Leah: Pro-choice vs. pro-life: The debate continues

Leah Ulatowski, Editor-in-Chief

Nearly every instance of genocide begins with someone denying the personhood of a group. This reasoning was the song behind every gunshot fired by Nazi troops and fueled the ferocity behind the slave driver’s whip. One will find remnants of the same ideology in deeming women unfit to vote and making African-Americans sit at the back of the bus. Why do pro-choice advocates fail to realize their arguments are identical to the ones that impeded past civil rights movements?

They have formed a definition of personhood that is not rooted in science. A baby’s heartbeat can be detected five weeks after conception. According to researchers at the University of Utah School of Medicine, the most primitive response to pain, the spinal reflex, develops at eight weeks gestation, which indicates that the child does feel pain during the procedure. While pro-choice advocates ignore these facts, at least 38 states have fetal homicide laws.

Returning to the subject of civil rights, the Roe v. Wade decision has negatively impacted African-Americans, disabled individuals and women more than any other recent ruling. In 2012, the New York City Department of Health recorded 31,328 abortions of African-American babies and only 24,758 live births in New York City alone. Many have failed to consider how the act of abortion inhibits the diversification of our communities and nation.

Additionally, the selective termination of babies with anticipated disabilities is barbaric. Firstly, one cannot begin a debate about abortion in a crowded room without at least one person coming forward as a false positive for Down syndrome, but more importantly, our culture’s mindset that individuals with disabilities are less deserving of life is our generation’s greatest prejudice. As scientists work to develop a prenatal test for autism, we are fortunate that Albert Einstein, who likely had Asperger’s Syndrome, preceded these “advancements.”

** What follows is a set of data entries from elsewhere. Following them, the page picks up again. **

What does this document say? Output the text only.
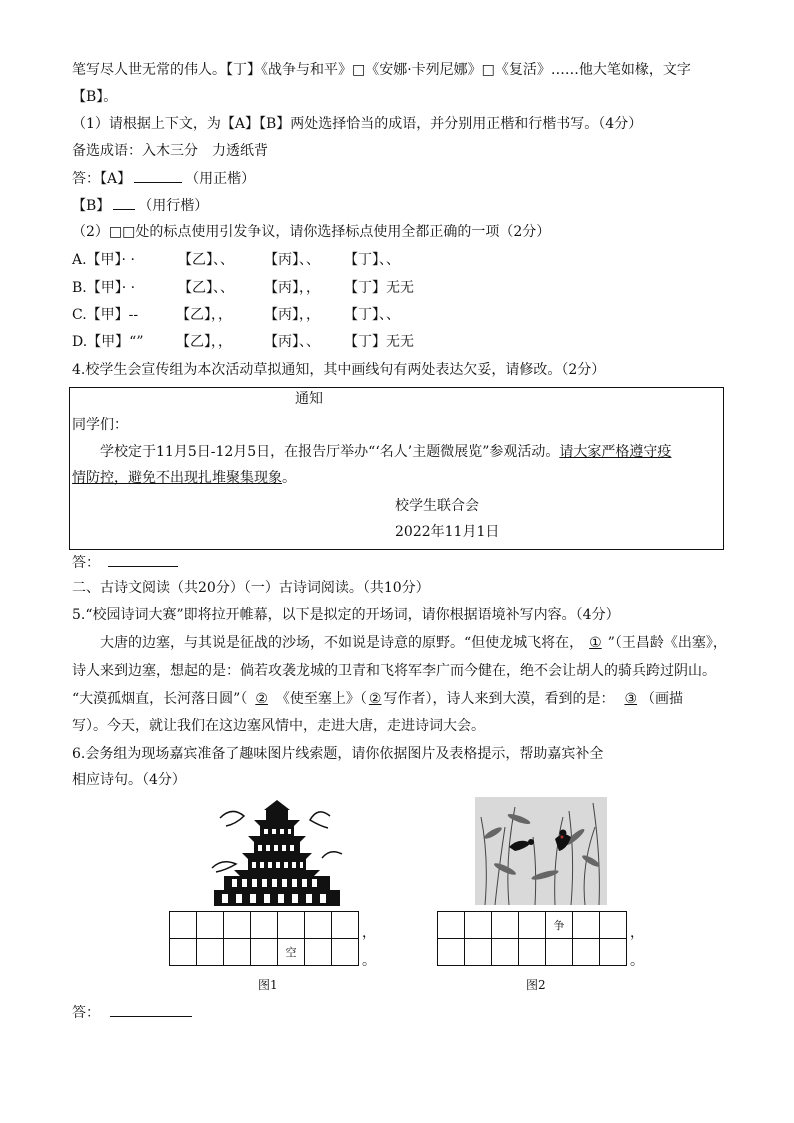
笔写尽人世无常的伟人。【丁】《战争与和平》□《安娜·卡列尼娜》□《复活》……他大笔如椽，文字
【B】。
（1）请根据上下文，为【A】【B】两处选择恰当的成语，并分别用正楷和行楷书写。（4分）
备选成语：入木三分　力透纸背
答：【A】	（用正楷）
【B】 （用行楷）
（2）□□处的标点使用引发争议，请你选择标点使用全都正确的一项（2分）
A.【甲】· ·	【乙】、、 【丙】、、 【丁】、、
B.【甲】· ·	【乙】、、 【丙】，， 【丁】无无
C.【甲】--	【乙】，， 【丙】，， 【丁】、、
D.【甲】“” 【乙】，， 【丙】、、 【丁】无无
4.校学生会宣传组为本次活动草拟通知，其中画线句有两处表达欠妥，请修改。（2分）
通知
同学们：
学校定于11月5日-12月5日，在报告厅举办“‘名人’主题微展览”参观活动。请大家严格遵守疫
情防控，避免不出现扎堆聚集现象。
校学生联合会
2022年11月1日
答：
二、古诗文阅读（共20分）（一）古诗词阅读。（共10分）
5.“校园诗词大赛”即将拉开帷幕，以下是拟定的开场词，请你根据语境补写内容。（4分）
大唐的边塞，与其说是征战的沙场，不如说是诗意的原野。“但使龙城飞将在， ① ”（王昌龄《出塞》，
诗人来到边塞，想起的是：倘若攻袭龙城的卫青和飞将军李广而今健在，绝不会让胡人的骑兵跨过阴山。
“大漠孤烟直，长河落日圆”（ ② 《使至塞上》（ ② 写作者），诗人来到大漠，看到的是： ③ （画描
写）。今天，就让我们在这边塞风情中，走进大唐，走进诗词大会。
6.会务组为现场嘉宾准备了趣味图片线索题，请你依据图片及表格提示，帮助嘉宾补全
相应诗句。（4分）
空
，
。
图1
争	，
。
图2
答：
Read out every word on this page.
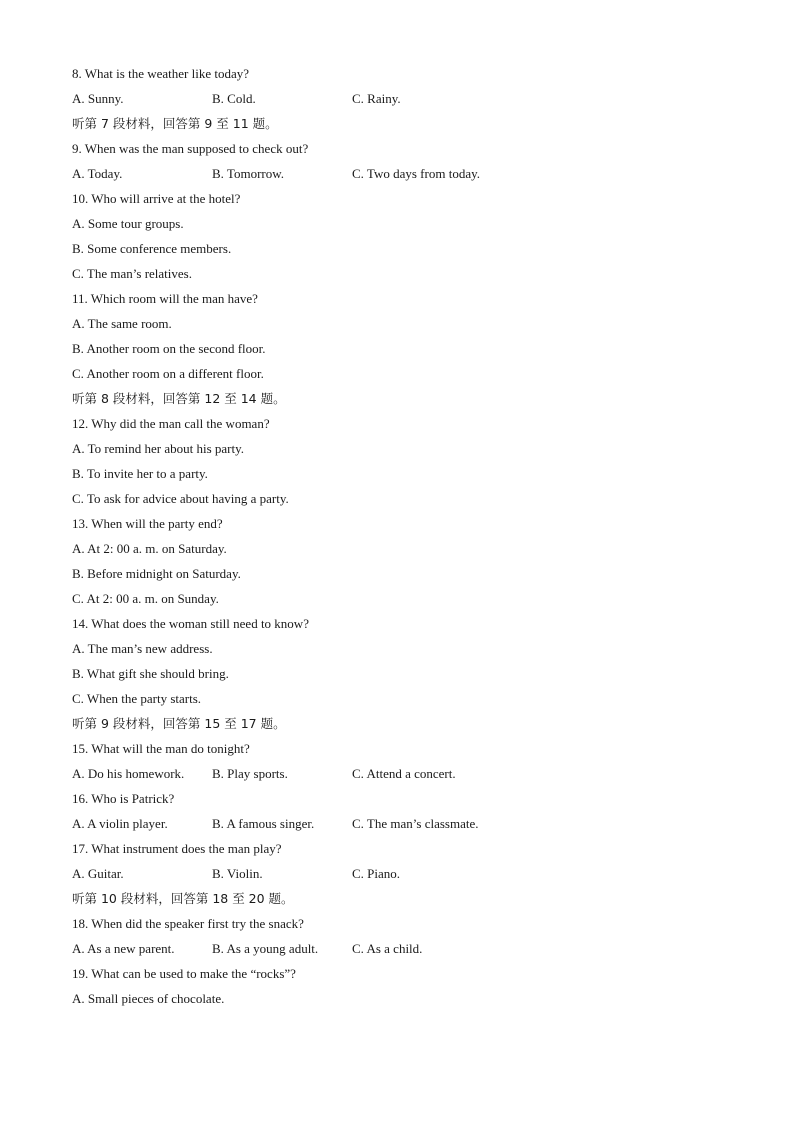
8. What is the weather like today?
A. Sunny.	B. Cold.	C. Rainy.
听第 7 段材料，回答第 9 至 11 题。
9. When was the man supposed to check out?
A. Today.	B. Tomorrow.	C. Two days from today.
10. Who will arrive at the hotel?
A. Some tour groups.
B. Some conference members.
C. The man’s relatives.
11. Which room will the man have?
A. The same room.
B. Another room on the second floor.
C. Another room on a different floor.
听第 8 段材料，回答第 12 至 14 题。
12. Why did the man call the woman?
A. To remind her about his party.
B. To invite her to a party.
C. To ask for advice about having a party.
13. When will the party end?
A. At 2: 00 a. m. on Saturday.
B. Before midnight on Saturday.
C. At 2: 00 a. m. on Sunday.
14. What does the woman still need to know?
A. The man’s new address.
B. What gift she should bring.
C. When the party starts.
听第 9 段材料，回答第 15 至 17 题。
15. What will the man do tonight?
A. Do his homework. B. Play sports.	C. Attend a concert.
16. Who is Patrick?
A. A violin player.	B. A famous singer.	C. The man’s classmate.
17. What instrument does the man play?
A. Guitar.	B. Violin.	C. Piano.
听第 10 段材料，回答第 18 至 20 题。
18. When did the speaker first try the snack?
A. As a new parent.	B. As a young adult.	C. As a child.
19. What can be used to make the “rocks”?
A. Small pieces of chocolate.
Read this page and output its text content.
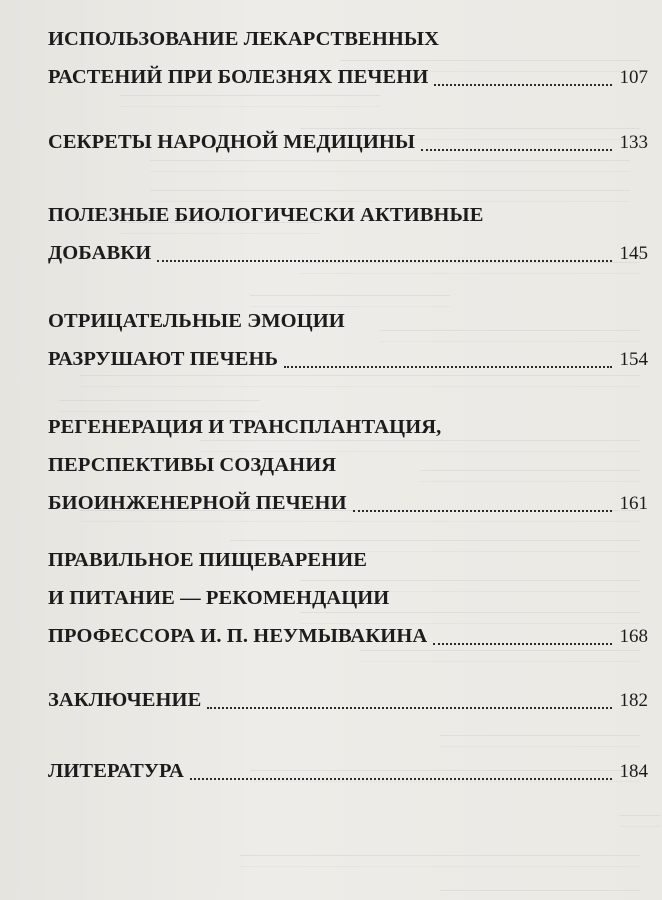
ИСПОЛЬЗОВАНИЕ ЛЕКАРСТВЕННЫХ
РАСТЕНИЙ ПРИ БОЛЕЗНЯХ ПЕЧЕНИ	107
СЕКРЕТЫ НАРОДНОЙ МЕДИЦИНЫ	133
ПОЛЕЗНЫЕ БИОЛОГИЧЕСКИ АКТИВНЫЕ
ДОБАВКИ	145
ОТРИЦАТЕЛЬНЫЕ ЭМОЦИИ
РАЗРУШАЮТ ПЕЧЕНЬ	154
РЕГЕНЕРАЦИЯ И ТРАНСПЛАНТАЦИЯ,
ПЕРСПЕКТИВЫ СОЗДАНИЯ
БИОИНЖЕНЕРНОЙ ПЕЧЕНИ	161
ПРАВИЛЬНОЕ ПИЩЕВАРЕНИЕ
И ПИТАНИЕ — РЕКОМЕНДАЦИИ
ПРОФЕССОРА И. П. НЕУМЫВАКИНА	168
ЗАКЛЮЧЕНИЕ	182
ЛИТЕРАТУРА	184
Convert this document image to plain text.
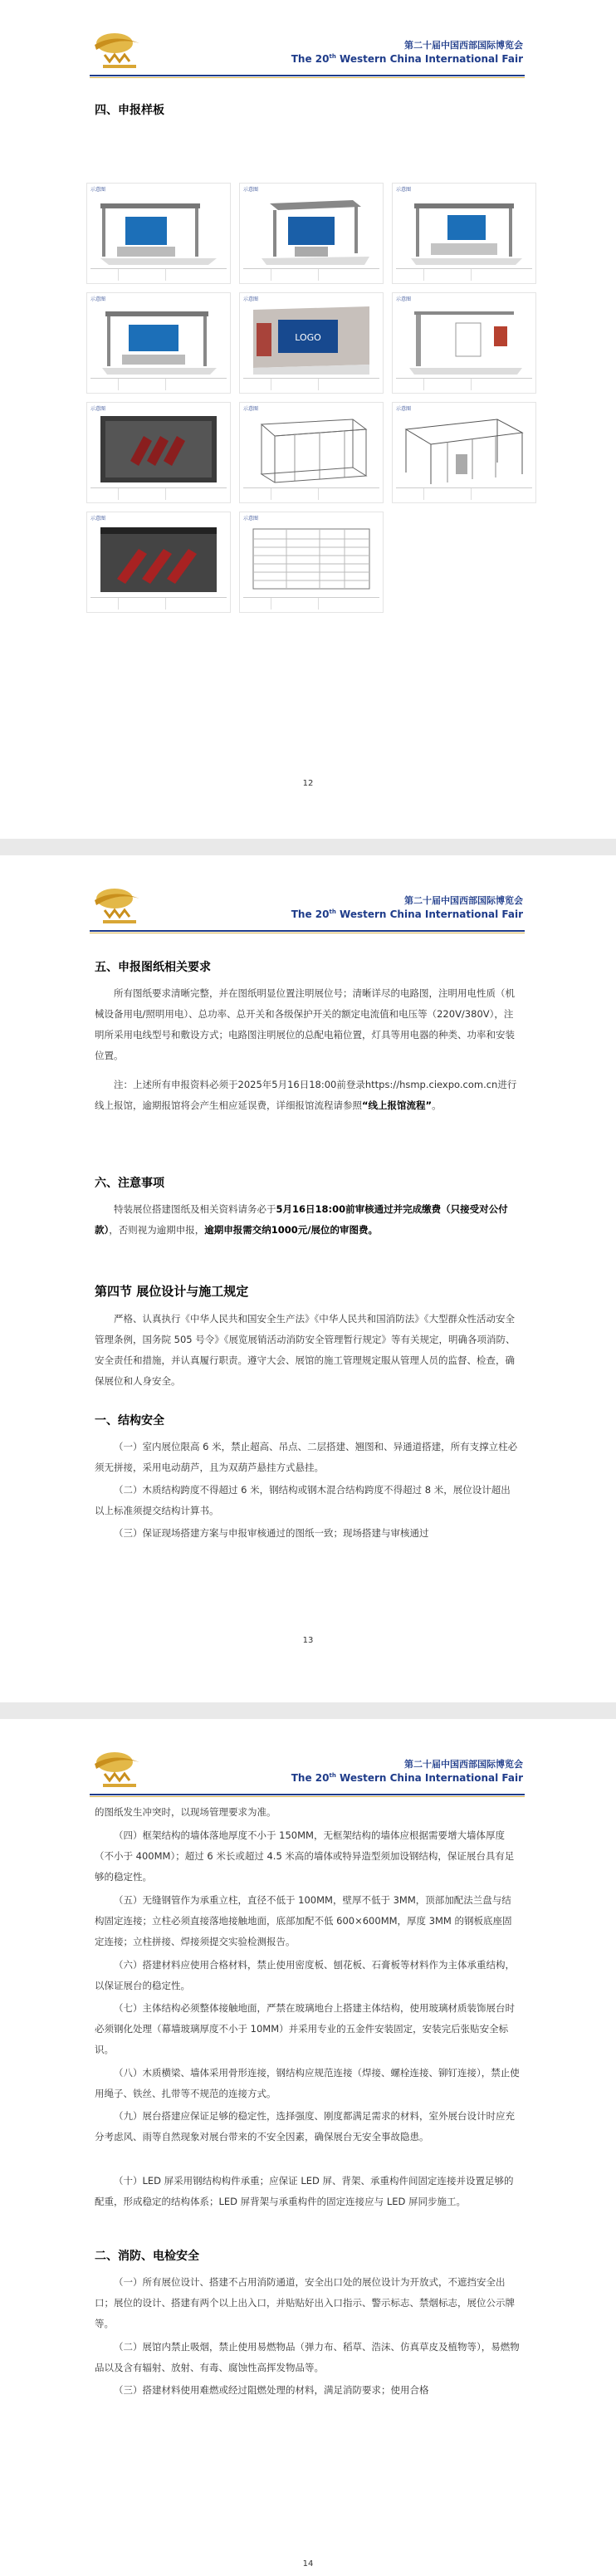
第二十届中国西部国际博览会
The 20th Western China International Fair
四、申报样板
示意图	示意图	示意图
示意图	示意图
LOGO
示意图
示意图	示意图	示意图
示意图	示意图
12
第二十届中国西部国际博览会
The 20th Western China International Fair
五、申报图纸相关要求
所有图纸要求清晰完整，并在图纸明显位置注明展位号；清晰详尽的电路图，注明用电性质（机械设备用电/照明用电）、总功率、总开关和各级保护开关的额定电流值和电压等（220V/380V），注明所采用电线型号和敷设方式；电路图注明展位的总配电箱位置，灯具等用电器的种类、功率和安装位置。
注：上述所有申报资料必须于2025年5月16日18:00前登录https://hsmp.ciexpo.com.cn进行线上报馆，逾期报馆将会产生相应延误费，详细报馆流程请参照“线上报馆流程”。
六、注意事项
特装展位搭建图纸及相关资料请务必于5月16日18:00前审核通过并完成缴费（只接受对公付款），否则视为逾期申报，逾期申报需交纳1000元/展位的审图费。
第四节 展位设计与施工规定
严格、认真执行《中华人民共和国安全生产法》《中华人民共和国消防法》《大型群众性活动安全管理条例，国务院 505 号令》《展览展销活动消防安全管理暂行规定》等有关规定，明确各项消防、安全责任和措施，并认真履行职责。遵守大会、展馆的施工管理规定服从管理人员的监督、检查，确保展位和人身安全。
一、结构安全
（一）室内展位限高 6 米，禁止超高、吊点、二层搭建、翘图和、异通道搭建，所有支撑立柱必须无拼接，采用电动葫芦，且为双葫芦悬挂方式悬挂。
（二）木质结构跨度不得超过 6 米，钢结构或钢木混合结构跨度不得超过 8 米，展位设计超出以上标准须提交结构计算书。
（三）保证现场搭建方案与申报审核通过的图纸一致；现场搭建与审核通过
13
第二十届中国西部国际博览会
The 20th Western China International Fair
的图纸发生冲突时，以现场管理要求为准。
（四）框架结构的墙体落地厚度不小于 150MM，无框架结构的墙体应根据需要增大墙体厚度（不小于 400MM）；超过 6 米长或超过 4.5 米高的墙体或特异造型须加设钢结构，保证展台具有足够的稳定性。
（五）无缝钢管作为承重立柱，直径不低于 100MM，壁厚不低于 3MM，顶部加配法兰盘与结构固定连接；立柱必须直接落地接触地面，底部加配不低 600×600MM，厚度 3MM 的钢板底座固定连接；立柱拼接、焊接须提交实验检测报告。
（六）搭建材料应使用合格材料，禁止使用密度板、刨花板、石膏板等材料作为主体承重结构，以保证展台的稳定性。
（七）主体结构必须整体接触地面，严禁在玻璃地台上搭建主体结构，使用玻璃材质装饰展台时必须钢化处理（幕墙玻璃厚度不小于 10MM）并采用专业的五金件安装固定，安装完后张贴安全标识。
（八）木质横梁、墙体采用骨形连接，钢结构应规范连接（焊接、螺栓连接、铆钉连接），禁止使用绳子、铁丝、扎带等不规范的连接方式。
（九）展台搭建应保证足够的稳定性，选择强度、刚度都满足需求的材料，室外展台设计时应充分考虑风、雨等自然现象对展台带来的不安全因素，确保展台无安全事故隐患。
（十）LED 屏采用钢结构构件承重；应保证 LED 屏、背架、承重构件间固定连接并设置足够的配重，形成稳定的结构体系；LED 屏背架与承重构件的固定连接应与 LED 屏同步施工。
二、消防、电检安全
（一）所有展位设计、搭建不占用消防通道，安全出口处的展位设计为开放式，不遮挡安全出口；展位的设计、搭建有两个以上出入口，并贴贴好出入口指示、警示标志、禁烟标志，展位公示牌等。
（二）展馆内禁止吸烟，禁止使用易燃物品（弹力布、稻草、浩沫、仿真草皮及植物等），易燃物品以及含有辐射、放射、有毒、腐蚀性高挥发物品等。
（三）搭建材料使用难燃或经过阻燃处理的材料，满足消防要求；使用合格
14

As for my fellow women, it is an abomination that our generation has been duped into glorifying abortion. Even if one is not pro-life, it baffles my mind that abortion would be viewed as anything less than a somber act. Instead, pro-choice rallies are full of pink sparkles and snarky signs. Words like “empowering,” which is defined as “to make (someone) stronger and more confident,” are now more synonymous with terminating one’s child than performing some great deed.

The pro-choice agenda also attempts to prevent women from fully understanding the gravity of the decision. They are against women undergoing an ultrasound prior to the procedure and fail to mention that the International Journal of Epidemiology estimated that 15 percent of first-trimester miscarriages are attributed to a prior abortion. They won’t admit that the Scandinavian Journal of Public Health found young women who have abortions are more likely to experience depression and anxiety than those who carried to term.

While the National Center for Health Statistics has consistently shown that abortions due to rape and/or incest only comprise 1 percent of all terminations, I must note that these individuals are some of the greatest victims of the pro-choice movement. Advocates for abortion must stop painting termination as less emotionally taxing than adoption. Some women feel extremely guilt-ridden after the procedure, but they are swept under the rug to not jeopardize an agenda.

Norma McCorvey, the plaintiff behind Roe v. Wade, is now the most ardent advocate for the sanctity of life. According to LifeNews.com, McCorvey says the entire court case was based on lies that she was manipulated into telling by her “feminist” lawyer. Pro-choice advocates are living a lie. In fact, McCorvey has never had an abortion. If abortion wasn’t good enough for the woman who legalized it, why don’t our daughters deserve better?